“For the first time, we are going to ensure fair treatment between our companies, which pay a carbon price in Europe, and their foreign competitors, which do not. This is a major step that will allow us to do more for the climate while protecting our companies and our jobs.”
CBAM starts on limited scale October 1, 2023 and goes into full force in 2026.
Carbon credit prices will jump. The EU’s carbon credit market has a fixed supply. Importers must buy these credits if they have high emissions. Demand will far exceed supply.
Importers must provide an audited emissions statement on their prior year emissions, and a calculation of product-level emissions intensity, which is used to set their CBAM tax level by product.
HOW CBAM WORKS
Regulators use audited emissions statements to determine the import tax
Source: European Commission
The tax amount is based total emissions in the prior year appropriately allocated to imported product.

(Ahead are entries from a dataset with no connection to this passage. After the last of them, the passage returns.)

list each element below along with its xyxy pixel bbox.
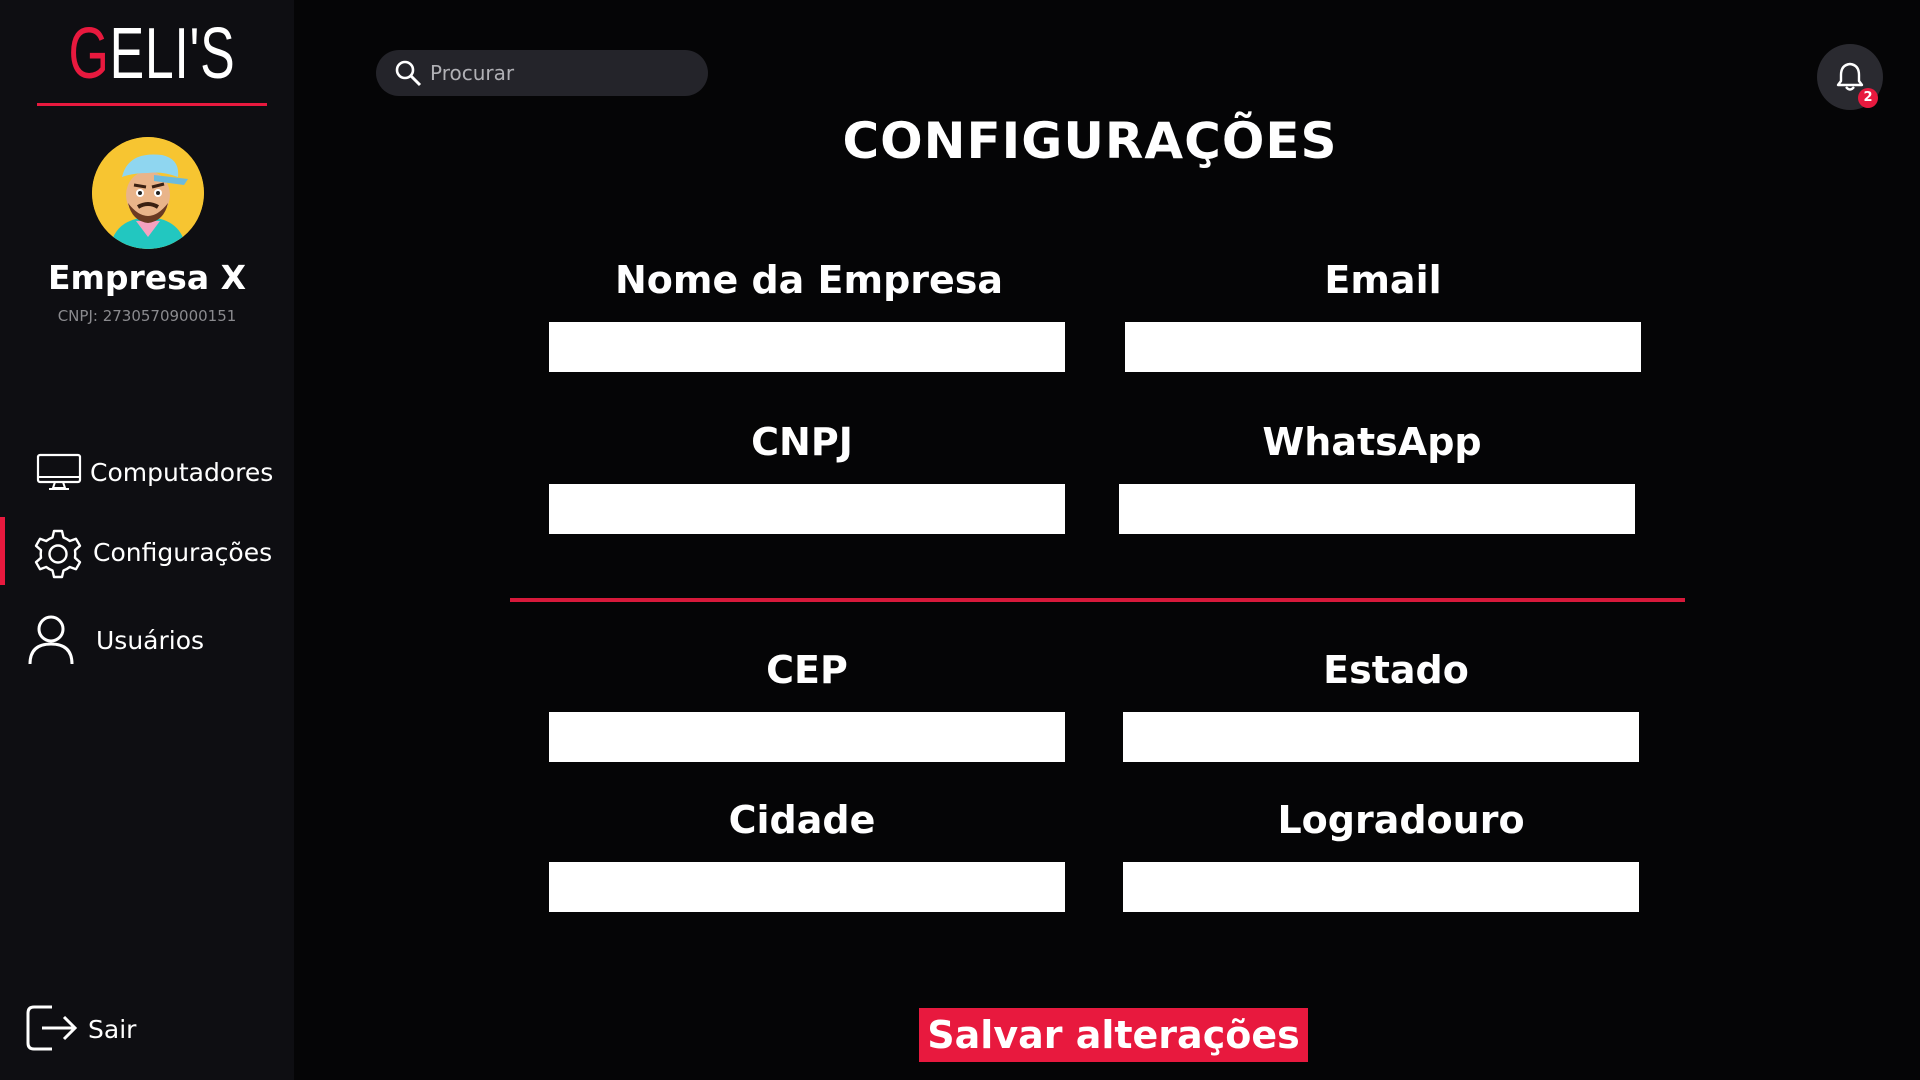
monitor-icon (36, 453, 82, 490)
whatsapp-field[interactable] (1119, 484, 1635, 534)
logout-button[interactable]: Sair (0, 997, 294, 1061)
company-cnpj: CNPJ: 27305709000151 (57, 307, 237, 325)
logradouro-label: Logradouro (1277, 798, 1525, 842)
search-input[interactable] (430, 50, 690, 96)
cnpj-label: CNPJ (751, 420, 853, 464)
search-bar (376, 50, 708, 96)
nav-label-computadores: Computadores (90, 457, 274, 487)
cep-label: CEP (766, 648, 848, 692)
logo-divider (37, 103, 267, 106)
company-name: Empresa X (47, 258, 247, 297)
nav-item-configuracoes[interactable]: Configurações (0, 520, 294, 584)
whatsapp-label: WhatsApp (1262, 420, 1482, 464)
cidade-field[interactable] (549, 862, 1065, 912)
search-icon (395, 60, 422, 87)
estado-label: Estado (1323, 648, 1469, 692)
logo-accent-letter: G (68, 14, 110, 94)
avatar (92, 137, 204, 249)
section-divider (510, 598, 1685, 602)
company-name-field[interactable] (549, 322, 1065, 372)
estado-field[interactable] (1123, 712, 1639, 762)
company-name-label: Nome da Empresa (614, 258, 1004, 302)
logout-icon (26, 1005, 78, 1051)
user-icon (28, 615, 74, 665)
cnpj-field[interactable] (549, 484, 1065, 534)
save-button[interactable]: Salvar alterações (919, 1008, 1308, 1062)
logradouro-field[interactable] (1123, 862, 1639, 912)
gear-icon (34, 529, 82, 579)
page-title: CONFIGURAÇÕES (842, 112, 1338, 170)
logo-text: ELI'S (109, 14, 236, 94)
cep-field[interactable] (549, 712, 1065, 762)
bell-icon (1836, 62, 1864, 91)
brand-logo: GELI'S (68, 14, 235, 94)
sidebar: GELI'S Empresa X CNPJ: 27305709000151 Co… (0, 0, 294, 1080)
email-label: Email (1324, 258, 1442, 302)
nav-item-computadores[interactable]: Computadores (0, 440, 294, 504)
nav-label-configuracoes: Configurações (93, 537, 273, 567)
notification-count-badge: 2 (1858, 88, 1878, 108)
nav-item-usuarios[interactable]: Usuários (0, 608, 294, 672)
app-root: GELI'S Empresa X CNPJ: 27305709000151 Co… (0, 0, 1920, 1080)
logout-label: Sair (88, 1014, 137, 1044)
email-field[interactable] (1125, 322, 1641, 372)
cidade-label: Cidade (728, 798, 876, 842)
nav-label-usuarios: Usuários (96, 625, 205, 655)
avatar-illustration-icon (92, 137, 204, 249)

The importer pays the tax by buying EU ETS certificates, eg the carbon credits issued by EU businesses in the EU’s cap and trade system.
While this seems like just another trade tax, it is actually different. The EU is not only protecting its own businesses, it is effectively creating policy for importers. So the regulation has global reach. And as the tax payment is tied to EU carbon credits, which can only be issued by EU companies, as the price of carbon credits skyrockets, EU companies have greater financial incentive to reduce emissions.